Similarly, detailed survey and detailed project report of Dhaubadi Iron Mines would be prepared and excavation would begin in the next fiscal. Exploration and mining of petroleum products in Dailekh, iron in Nawalparasi and Parbat, granite, slabstone and ceramics in Makwanpur, limestone in Arghakhanchi and dolomite in Dhading would be carried forward to promote the mining industry in Nepal.
Technology assistance, awareness and training programmes would be conducted for the internalisation of the fourth generation industrialisation concept.
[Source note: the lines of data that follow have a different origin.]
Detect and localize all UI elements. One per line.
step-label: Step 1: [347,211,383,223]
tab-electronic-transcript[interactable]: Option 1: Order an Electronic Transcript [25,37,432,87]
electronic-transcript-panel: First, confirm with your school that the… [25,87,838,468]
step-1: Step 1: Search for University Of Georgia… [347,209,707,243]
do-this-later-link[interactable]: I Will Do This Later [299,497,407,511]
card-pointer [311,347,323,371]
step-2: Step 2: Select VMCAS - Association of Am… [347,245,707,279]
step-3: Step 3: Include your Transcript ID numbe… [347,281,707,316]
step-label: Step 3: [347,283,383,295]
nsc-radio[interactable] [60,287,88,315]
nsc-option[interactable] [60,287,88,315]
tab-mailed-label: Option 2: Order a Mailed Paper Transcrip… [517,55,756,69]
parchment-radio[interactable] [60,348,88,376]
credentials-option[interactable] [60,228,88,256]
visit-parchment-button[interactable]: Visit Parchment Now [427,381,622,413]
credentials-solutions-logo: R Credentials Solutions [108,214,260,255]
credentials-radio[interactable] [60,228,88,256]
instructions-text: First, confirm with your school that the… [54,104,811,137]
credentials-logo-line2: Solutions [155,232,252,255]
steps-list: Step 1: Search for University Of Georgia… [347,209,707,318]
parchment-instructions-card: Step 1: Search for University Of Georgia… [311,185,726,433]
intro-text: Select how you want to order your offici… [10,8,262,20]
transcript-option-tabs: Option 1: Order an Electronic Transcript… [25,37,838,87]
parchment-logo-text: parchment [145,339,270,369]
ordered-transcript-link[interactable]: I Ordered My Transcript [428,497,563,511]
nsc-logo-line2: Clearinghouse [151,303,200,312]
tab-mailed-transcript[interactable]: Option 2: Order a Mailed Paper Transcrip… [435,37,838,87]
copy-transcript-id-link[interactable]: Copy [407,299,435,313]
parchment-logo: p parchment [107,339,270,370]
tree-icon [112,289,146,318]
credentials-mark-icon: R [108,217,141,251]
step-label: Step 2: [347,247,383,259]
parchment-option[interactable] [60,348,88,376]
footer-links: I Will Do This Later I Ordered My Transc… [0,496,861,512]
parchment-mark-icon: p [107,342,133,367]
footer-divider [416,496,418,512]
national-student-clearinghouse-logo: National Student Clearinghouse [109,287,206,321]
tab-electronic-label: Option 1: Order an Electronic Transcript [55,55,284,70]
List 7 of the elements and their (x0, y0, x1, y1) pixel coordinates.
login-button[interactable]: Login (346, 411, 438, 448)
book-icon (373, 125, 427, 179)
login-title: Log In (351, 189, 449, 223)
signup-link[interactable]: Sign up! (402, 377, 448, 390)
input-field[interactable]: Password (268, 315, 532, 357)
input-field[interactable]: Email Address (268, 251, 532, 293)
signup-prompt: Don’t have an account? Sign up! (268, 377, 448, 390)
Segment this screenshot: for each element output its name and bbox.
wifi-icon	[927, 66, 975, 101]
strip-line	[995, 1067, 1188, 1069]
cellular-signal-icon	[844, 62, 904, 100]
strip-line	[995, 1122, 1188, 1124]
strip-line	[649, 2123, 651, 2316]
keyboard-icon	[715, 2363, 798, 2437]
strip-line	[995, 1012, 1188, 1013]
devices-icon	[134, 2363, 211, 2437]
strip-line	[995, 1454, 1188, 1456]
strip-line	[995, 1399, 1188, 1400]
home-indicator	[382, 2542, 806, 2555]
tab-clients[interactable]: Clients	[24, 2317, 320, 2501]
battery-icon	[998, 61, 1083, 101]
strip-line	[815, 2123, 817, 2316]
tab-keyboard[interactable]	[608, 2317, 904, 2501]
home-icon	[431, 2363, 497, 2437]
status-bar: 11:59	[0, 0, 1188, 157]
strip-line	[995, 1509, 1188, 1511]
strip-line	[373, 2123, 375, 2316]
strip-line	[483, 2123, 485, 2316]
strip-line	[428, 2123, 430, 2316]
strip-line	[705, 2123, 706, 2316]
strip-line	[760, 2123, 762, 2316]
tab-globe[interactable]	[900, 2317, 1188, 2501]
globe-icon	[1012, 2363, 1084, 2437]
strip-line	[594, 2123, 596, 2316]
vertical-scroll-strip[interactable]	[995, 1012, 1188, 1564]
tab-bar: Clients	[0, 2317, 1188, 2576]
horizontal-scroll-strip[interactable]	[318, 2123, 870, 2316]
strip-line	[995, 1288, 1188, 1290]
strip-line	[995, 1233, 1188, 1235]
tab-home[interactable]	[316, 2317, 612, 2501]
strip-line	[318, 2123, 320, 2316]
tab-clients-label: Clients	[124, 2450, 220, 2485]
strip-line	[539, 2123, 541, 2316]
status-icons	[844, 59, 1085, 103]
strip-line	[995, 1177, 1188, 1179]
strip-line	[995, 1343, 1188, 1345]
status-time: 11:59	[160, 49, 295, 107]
Implementation of the fourth generation industrial concept in industries would be encouraged and facilitated.
The Finance Minister has made a significant effort in industrial reform with the announcement to opening of any business with just Rs. 100 paid up capital and free registration.
Social security claims significant size For social security programmes including senior citizen allowance, Rs. 157.7 billion has been allocated which is higher than Rs. 23 billion compared to the allocation of current fiscal year.
The senior citizen allowance of Rs. 4,000 has been continued while the eligibility age is 68 years.
However, the government has continued with the controversial constituency development programme and Rs. 50 million is allocated for each election constituency. "To address the local needs of development and construction expected by the people of the constituency through the people's representatives, I have proposed a parliamentary area infrastructure development programme by allocating Rs. 50 million," said Dr. Mahat.
Likewise, Citizen Pension Scheme will be implemented through Citizen Investment Trust to include all self-employed Nepalis in the pension plan.